Пожал мне на прощание капитан Попов руку, объявил благодарность за службу. А замполит Самотесов искренне меня обнял и поцеловал.

— Спасибо, — говорит, — тебе, Тимохин, за то, что не посрамил моего честного имени и всей своей боевой части.

Оказался я таким манером в батальоне при берлинской комендатуре, в подчинении, само собой, того полковника, который меня во время раздачи каши на площади к себе в блокнот зафиксировал. А ведал он пропитанием берлинского гражданского населения, поскольку весь Берлин в то время на довольствие к нам, к армии победителей, был поставлен.

И что бы, вы думали, мне приказали делать?

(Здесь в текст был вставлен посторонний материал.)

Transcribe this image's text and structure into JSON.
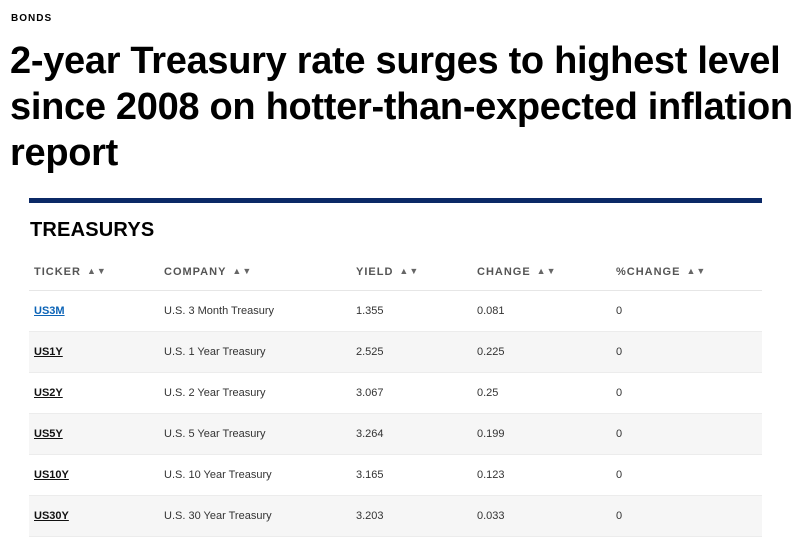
{
  "article": {
    "kicker": "BONDS",
    "headline": "2-year Treasury rate surges to highest level since 2008 on hotter-than-expected inflation report"
  },
  "module": {
    "title": "TREASURYS",
    "columns": [
      "TICKER",
      "COMPANY",
      "YIELD",
      "CHANGE",
      "%CHANGE"
    ],
    "sort_glyph": "▲▼",
    "accent_color": "#0b2966",
    "link_color": "#0b63b6",
    "rows": [
      {
        "ticker": "US3M",
        "company": "U.S. 3 Month Treasury",
        "yield": "1.355",
        "change": "0.081",
        "pct_change": "0"
      },
      {
        "ticker": "US1Y",
        "company": "U.S. 1 Year Treasury",
        "yield": "2.525",
        "change": "0.225",
        "pct_change": "0"
      },
      {
        "ticker": "US2Y",
        "company": "U.S. 2 Year Treasury",
        "yield": "3.067",
        "change": "0.25",
        "pct_change": "0"
      },
      {
        "ticker": "US5Y",
        "company": "U.S. 5 Year Treasury",
        "yield": "3.264",
        "change": "0.199",
        "pct_change": "0"
      },
      {
        "ticker": "US10Y",
        "company": "U.S. 10 Year Treasury",
        "yield": "3.165",
        "change": "0.123",
        "pct_change": "0"
      },
      {
        "ticker": "US30Y",
        "company": "U.S. 30 Year Treasury",
        "yield": "3.203",
        "change": "0.033",
        "pct_change": "0"
      }
    ]
  }
}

Поручили раздавать, согласно списку, продовольственные карточки тем жителям, которые сами не могут заявиться в комендатуру.

Сперва я, конечно, опять упал духом. В который уже раз. Решил я, что уж это сплошное издевательство судьбы надо мною лично и над моим шестым чувством. Не за этим я из Ленинграда в Берлин шёл, чтобы здесь немцам продовольственные карточки раздавать. Хлеба по ним предусмотрено на день сто пятьдесят — двести граммов. Мяса — двадцать пять. Картофеля — четыреста. Сахару — десять. И ещё кофе настоящего на день по два грамма.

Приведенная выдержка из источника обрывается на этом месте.